More information about meetings can be found on the Visiting page.
There are almost 200 nurses who work in our ICU providing round-the-clock cover for up to 24 patients, working 12 hour shifts. As such, it is inevitable different people will be looking after your loved one if they remain in the ICU for more than a few days. We handover detailed information on each patient several times a day and keep written notes so that all information is recorded. These notes are available to any member of staff involved in the care of your loved one.
During office hours, we have a ward administrator who will try to answer telephone calls as quickly as possible. We are also lucky enough to have volunteers who help with visitors at reception. In the evening and at night, the nursing staff will answer the telephone and the door as well as providing patient care so there may be some delay before they are able to talk to you. Although we appreciate that delays can be frustrating, we ask you to be understanding and realise that patient care is always our priority. During any emergency, there may be significant delays.
If there is anyone that you or they would not wish to visit them or obtain information on the telephone, then please provide the nurse with their name and details. The unit is locked & accessible by intercom only so certain people may not be allowed in if requested. To enforce this we ask that the locked door not be held open for other people and that it never be propped open to allow members of your family to visit without them having to ring through first.
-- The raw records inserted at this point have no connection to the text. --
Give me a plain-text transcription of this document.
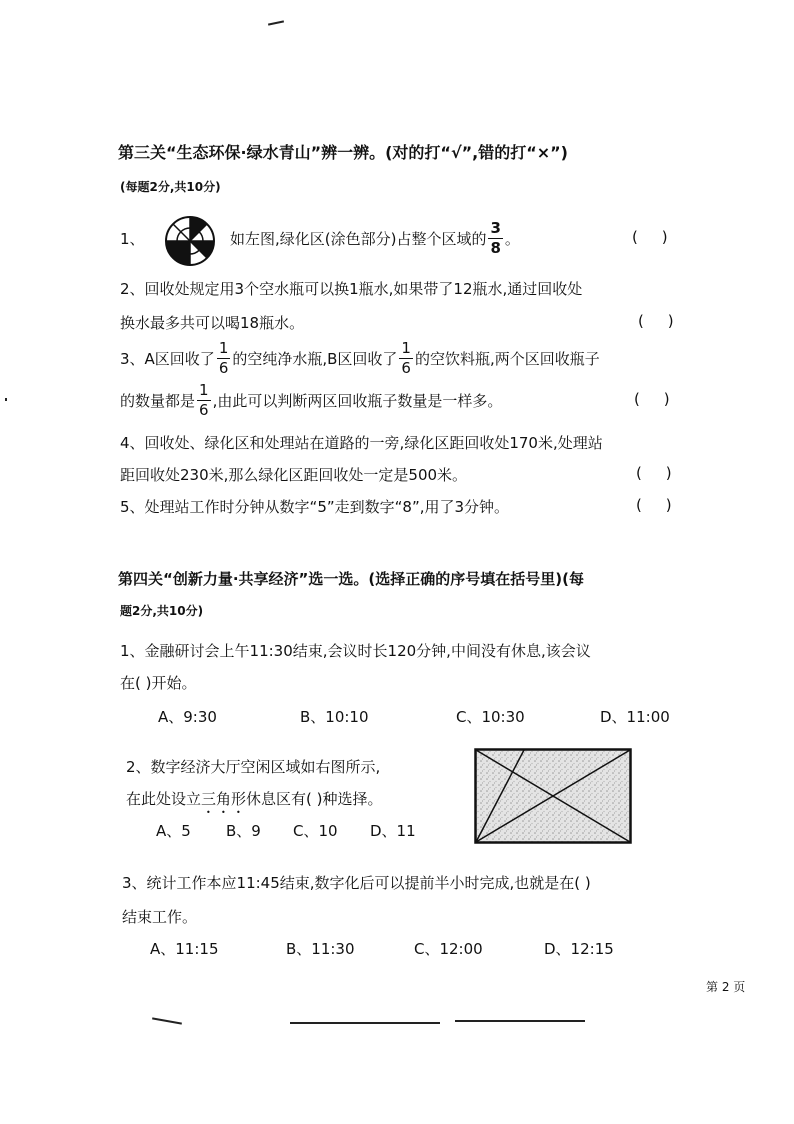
第三关“生态环保·绿水青山”辨一辨。(对的打“√”,错的打“×”)
(每题2分,共10分)
1、	如左图,绿化区(涂色部分)占整个区域的 $\frac{3}{8}$ 。	(     )
2、回收处规定用3个空水瓶可以换1瓶水,如果带了12瓶水,通过回收处
换水最多共可以喝18瓶水。	(     )
3、A区回收了 $\frac{1}{6}$ 的空纯净水瓶,B区回收了 $\frac{1}{6}$ 的空饮料瓶,两个区回收瓶子
的数量都是 $\frac{1}{6}$ ,由此可以判断两区回收瓶子数量是一样多。	(     )
4、回收处、绿化区和处理站在道路的一旁,绿化区距回收处170米,处理站
距回收处230米,那么绿化区距回收处一定是500米。	(     )
5、处理站工作时分钟从数字“5”走到数字“8”,用了3分钟。	(     )
第四关“创新力量·共享经济”选一选。(选择正确的序号填在括号里)(每
题2分,共10分)
1、金融研讨会上午11:30结束,会议时长120分钟,中间没有休息,该会议
在( )开始。
A、9:30	B、10:10	C、10:30	D、11:00
2、数字经济大厅空闲区域如右图所示,
在此处设立三角形休息区有( )种选择。
A、5 B、9 C、10 D、11
3、统计工作本应11:45结束,数字化后可以提前半小时完成,也就是在( )
结束工作。
A、11:15	B、11:30	C、12:00	D、12:15
第 2 页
We usually ask for a named spokesperson to take responsibility for this so we can refer visitors who are refused entry to them.
Our nursing staff must always be able to provide safe care for our patients and large numbers of visitors can make this difficult. Our bedspace areas are relatively small and when occupied by machines, access to patients can be difficult. Large numbers of visitors can also be overwhelming for people recovering from severe illness. We prioritise the parents of children who may be in our unit and they are able to stay around the clock should they so wish.
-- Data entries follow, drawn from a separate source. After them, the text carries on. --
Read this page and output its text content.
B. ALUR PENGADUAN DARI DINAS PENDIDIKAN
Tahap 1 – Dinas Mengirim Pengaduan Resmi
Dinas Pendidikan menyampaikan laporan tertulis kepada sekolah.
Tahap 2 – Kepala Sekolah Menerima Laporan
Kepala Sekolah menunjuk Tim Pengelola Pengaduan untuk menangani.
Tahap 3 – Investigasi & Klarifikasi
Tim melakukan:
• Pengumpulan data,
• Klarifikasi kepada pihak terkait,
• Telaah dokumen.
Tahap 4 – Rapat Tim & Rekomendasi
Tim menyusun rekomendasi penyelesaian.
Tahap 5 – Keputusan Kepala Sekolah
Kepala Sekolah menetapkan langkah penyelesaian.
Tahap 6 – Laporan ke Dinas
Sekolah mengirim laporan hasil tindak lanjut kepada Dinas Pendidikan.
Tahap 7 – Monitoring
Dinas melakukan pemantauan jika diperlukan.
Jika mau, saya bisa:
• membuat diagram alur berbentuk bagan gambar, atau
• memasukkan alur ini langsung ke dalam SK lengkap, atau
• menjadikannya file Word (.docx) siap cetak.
When our patients no longer require the level of support and nursing care that we provide then we will discharge them to an in-patient ward in Wellington or transfer them back to the hospital they came from. All discharges are decided by the senior medical & nursing staff and are usually planned in advance, particularly if the patient has been in ICU for some time. There is a written and verbal handover to the ward staff taking over care to make sure all relevant information is passed on. We will always notify the family or whānau spokesperson prior to discharge.
We recognise that discharging long-term patients to a ward can be a stressful time for both patients and their family but without this we would not be able to provide support for other patients who need Intensive Care. Senior nursing staff from the ward will visit patients in ICU to introduce themselves and sometimes patients or family may be shown the ward before they are discharged from ICU.
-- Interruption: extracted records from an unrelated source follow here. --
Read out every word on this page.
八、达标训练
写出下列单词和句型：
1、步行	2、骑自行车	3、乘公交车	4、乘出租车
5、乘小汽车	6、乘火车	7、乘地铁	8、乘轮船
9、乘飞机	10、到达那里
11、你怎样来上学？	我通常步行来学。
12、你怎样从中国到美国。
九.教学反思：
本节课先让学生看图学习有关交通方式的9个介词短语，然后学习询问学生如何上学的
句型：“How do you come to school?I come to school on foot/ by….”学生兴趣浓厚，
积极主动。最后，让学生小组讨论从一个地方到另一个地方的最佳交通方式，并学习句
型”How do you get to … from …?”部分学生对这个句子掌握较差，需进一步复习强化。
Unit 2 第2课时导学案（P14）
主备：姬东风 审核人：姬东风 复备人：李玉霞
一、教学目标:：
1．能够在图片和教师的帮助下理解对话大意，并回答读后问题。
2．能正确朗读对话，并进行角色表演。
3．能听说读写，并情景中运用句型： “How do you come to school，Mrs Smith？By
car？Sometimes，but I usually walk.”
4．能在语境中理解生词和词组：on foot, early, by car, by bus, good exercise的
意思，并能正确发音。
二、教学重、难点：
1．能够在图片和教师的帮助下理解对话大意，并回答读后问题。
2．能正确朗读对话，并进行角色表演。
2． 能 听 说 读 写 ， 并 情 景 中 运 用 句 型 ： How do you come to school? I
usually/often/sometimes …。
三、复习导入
All patients discharged from ICU will be seen by the Patient At Risk nurse within 2 hours of leaving to ensure the transition has gone smoothly.
For most patients, nothing. Wellington Regional Hospital is publicly funded, meaning that all care we provide to New Zealand citizens or permanent residents is paid for by the Government. This includes any aeromedical ambulance service which is subsidised by charities.
New Zealand has reciprocal health agreements with Australia and the United Kingdom. More information on eligibility for free healthcare in New Zealand can be found here.
If you have a personal injury, even if you are not able to receive free healthcare, your ICU and hospital stay may still be paid for by the Accident Compensation Corporation (ACC). More information on what they may be able to assist with is available here. The ICU staff will initiate an ACC claim on your behalf.
If you are an overseas visitor with travel insurance, we can supply supporting documentation for your insurance company, on request.